What are the seven psychological concepts? According to Resnick, they are:
(1) Motivated reasoning: rooting for a team changes your perception of the world.
(2) People who are the most well-informed about politics are often the most stubborn about it.
(3) Evolution has left us with an "immune system" for uncomfortable thoughts.
(4) The argument that's most convincing to you is not convincing to your ideological opponents.
(5) Many people seem unashamed of their prejudices.
(6) Fear has a powerful influence on political opinion.
(7) Social norms that protect against prejudice can change in the blink of an eye.
These concepts are, by and large, unobjectionable so far as helping to explain partisanship, ideological rigidity, and what we call "epistemic closure"; one can add a caveat or a nuance here and there, but Resnick's overall taxonomy still holds. But while he pays occasional deference to even-handedness, citing examples of both liberals and conservatives falling into these categories, the thrust of his article is clear (and the intended audience at Vox won't mistake it): This—irrational fear, blind prejudice, and stubborn epistemic closure (e.g. living in the Fox News thought bubble)--is why Donald Trump got elected.

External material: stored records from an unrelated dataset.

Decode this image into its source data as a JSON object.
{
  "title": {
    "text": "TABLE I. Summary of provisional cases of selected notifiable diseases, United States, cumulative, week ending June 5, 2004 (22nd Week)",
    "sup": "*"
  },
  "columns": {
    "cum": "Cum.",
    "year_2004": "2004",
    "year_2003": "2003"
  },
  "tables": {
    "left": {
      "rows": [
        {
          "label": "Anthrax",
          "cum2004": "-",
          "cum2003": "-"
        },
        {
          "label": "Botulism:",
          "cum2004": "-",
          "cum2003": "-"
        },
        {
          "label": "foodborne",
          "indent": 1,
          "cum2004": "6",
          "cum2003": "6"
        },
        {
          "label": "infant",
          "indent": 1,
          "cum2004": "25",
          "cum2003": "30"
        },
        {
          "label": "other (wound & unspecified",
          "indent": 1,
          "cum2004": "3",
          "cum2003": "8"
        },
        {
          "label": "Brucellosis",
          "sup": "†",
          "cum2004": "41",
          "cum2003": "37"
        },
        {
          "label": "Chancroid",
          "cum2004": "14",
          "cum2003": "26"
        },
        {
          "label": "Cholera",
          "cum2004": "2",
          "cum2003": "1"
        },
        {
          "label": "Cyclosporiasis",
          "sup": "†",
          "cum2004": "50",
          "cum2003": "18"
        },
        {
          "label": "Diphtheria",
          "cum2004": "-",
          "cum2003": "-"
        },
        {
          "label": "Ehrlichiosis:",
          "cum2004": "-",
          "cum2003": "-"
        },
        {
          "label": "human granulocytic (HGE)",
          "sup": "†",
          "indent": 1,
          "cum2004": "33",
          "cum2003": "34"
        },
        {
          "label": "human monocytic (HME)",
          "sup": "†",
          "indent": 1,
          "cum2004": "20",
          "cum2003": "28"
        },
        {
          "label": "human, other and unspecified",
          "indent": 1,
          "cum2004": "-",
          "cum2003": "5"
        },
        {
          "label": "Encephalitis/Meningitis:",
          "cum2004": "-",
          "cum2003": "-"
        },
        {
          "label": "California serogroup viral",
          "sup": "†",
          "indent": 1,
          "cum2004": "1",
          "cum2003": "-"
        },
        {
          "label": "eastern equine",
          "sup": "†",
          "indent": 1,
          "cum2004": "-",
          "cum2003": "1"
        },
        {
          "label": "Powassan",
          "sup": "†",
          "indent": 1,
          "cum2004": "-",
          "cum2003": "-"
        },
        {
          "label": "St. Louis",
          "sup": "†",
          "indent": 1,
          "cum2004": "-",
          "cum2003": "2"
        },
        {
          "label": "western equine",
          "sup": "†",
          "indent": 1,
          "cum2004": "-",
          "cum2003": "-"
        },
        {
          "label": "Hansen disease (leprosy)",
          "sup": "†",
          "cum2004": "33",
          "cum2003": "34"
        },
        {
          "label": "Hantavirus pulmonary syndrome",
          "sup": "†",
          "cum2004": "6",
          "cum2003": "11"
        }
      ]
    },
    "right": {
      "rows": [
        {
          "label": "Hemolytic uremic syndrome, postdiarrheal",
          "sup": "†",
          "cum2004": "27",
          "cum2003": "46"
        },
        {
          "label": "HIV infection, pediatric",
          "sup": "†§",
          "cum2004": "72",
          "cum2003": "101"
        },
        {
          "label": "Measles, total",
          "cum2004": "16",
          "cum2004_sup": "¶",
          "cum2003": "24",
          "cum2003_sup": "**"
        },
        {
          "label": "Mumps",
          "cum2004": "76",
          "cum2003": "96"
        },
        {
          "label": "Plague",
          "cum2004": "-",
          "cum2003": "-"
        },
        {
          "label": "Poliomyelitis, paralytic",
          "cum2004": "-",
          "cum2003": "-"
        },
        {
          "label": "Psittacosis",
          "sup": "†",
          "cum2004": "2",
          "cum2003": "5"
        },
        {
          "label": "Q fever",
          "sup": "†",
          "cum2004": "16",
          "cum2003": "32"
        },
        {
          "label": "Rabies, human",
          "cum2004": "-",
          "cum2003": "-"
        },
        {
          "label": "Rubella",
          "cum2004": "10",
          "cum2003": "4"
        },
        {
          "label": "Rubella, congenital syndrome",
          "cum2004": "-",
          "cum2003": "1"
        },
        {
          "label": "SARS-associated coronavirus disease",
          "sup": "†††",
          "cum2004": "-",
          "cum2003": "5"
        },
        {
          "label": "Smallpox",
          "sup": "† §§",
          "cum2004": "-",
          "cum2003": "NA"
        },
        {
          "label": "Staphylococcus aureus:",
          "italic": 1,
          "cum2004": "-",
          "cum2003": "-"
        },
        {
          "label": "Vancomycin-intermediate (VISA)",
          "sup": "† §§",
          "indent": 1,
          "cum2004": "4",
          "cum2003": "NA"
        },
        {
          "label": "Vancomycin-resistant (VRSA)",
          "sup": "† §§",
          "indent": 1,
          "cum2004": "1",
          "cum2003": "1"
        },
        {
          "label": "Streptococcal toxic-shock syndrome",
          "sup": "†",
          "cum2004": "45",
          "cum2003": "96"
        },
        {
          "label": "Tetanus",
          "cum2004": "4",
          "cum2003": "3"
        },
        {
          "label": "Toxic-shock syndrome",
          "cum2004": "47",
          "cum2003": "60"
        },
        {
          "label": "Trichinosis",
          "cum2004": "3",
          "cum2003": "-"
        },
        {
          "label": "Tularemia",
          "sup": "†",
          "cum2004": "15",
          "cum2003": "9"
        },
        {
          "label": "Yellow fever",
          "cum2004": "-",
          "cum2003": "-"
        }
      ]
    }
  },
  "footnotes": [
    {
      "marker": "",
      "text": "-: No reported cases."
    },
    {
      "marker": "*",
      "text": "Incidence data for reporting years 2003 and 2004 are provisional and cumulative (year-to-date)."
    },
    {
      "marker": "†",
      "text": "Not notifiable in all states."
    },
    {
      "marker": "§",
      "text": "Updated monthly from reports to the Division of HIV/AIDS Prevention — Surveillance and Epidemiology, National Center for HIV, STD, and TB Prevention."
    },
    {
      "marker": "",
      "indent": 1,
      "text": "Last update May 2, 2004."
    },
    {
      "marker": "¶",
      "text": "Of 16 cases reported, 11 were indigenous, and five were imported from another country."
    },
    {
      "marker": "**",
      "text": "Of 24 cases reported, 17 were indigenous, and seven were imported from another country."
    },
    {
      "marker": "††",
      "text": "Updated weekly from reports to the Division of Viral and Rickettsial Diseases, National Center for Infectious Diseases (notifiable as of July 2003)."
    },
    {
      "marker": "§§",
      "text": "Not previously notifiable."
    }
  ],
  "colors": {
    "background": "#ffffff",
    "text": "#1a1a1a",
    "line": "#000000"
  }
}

The problem is that the concepts apply to, and affect, all of us; if we act as though we (and our like-minded friends) are immune to such tendencies, we merely perpetuate our own tribal loyalties while demonizing our opponents. In other words, it will do us on the Left no good at all to seek out and highlight examples of Trump voters' motivated reasoning, their fears, or their prejudices; we would do better to examine our own—mote, beam, and all that.
The first step in an actual political dialogue cannot be "Let me explain to you how wrong you are, and while I'm at it I'll explain why you're unable to recognize or admit your wrongness." That will get us precisely nowhere. Instead, we should take Resnick's concepts seriously, acknowledge that we're just as guilty of epistemic errors as the next person, and begin the dialogue by saying, "I know we don't agree; maybe you could help me understand why?"
Of course, if they answer, "Because you're a liberal and all liberals are stupid, dishonest, and bent on destroying this country," then all bets, and gloves, are off.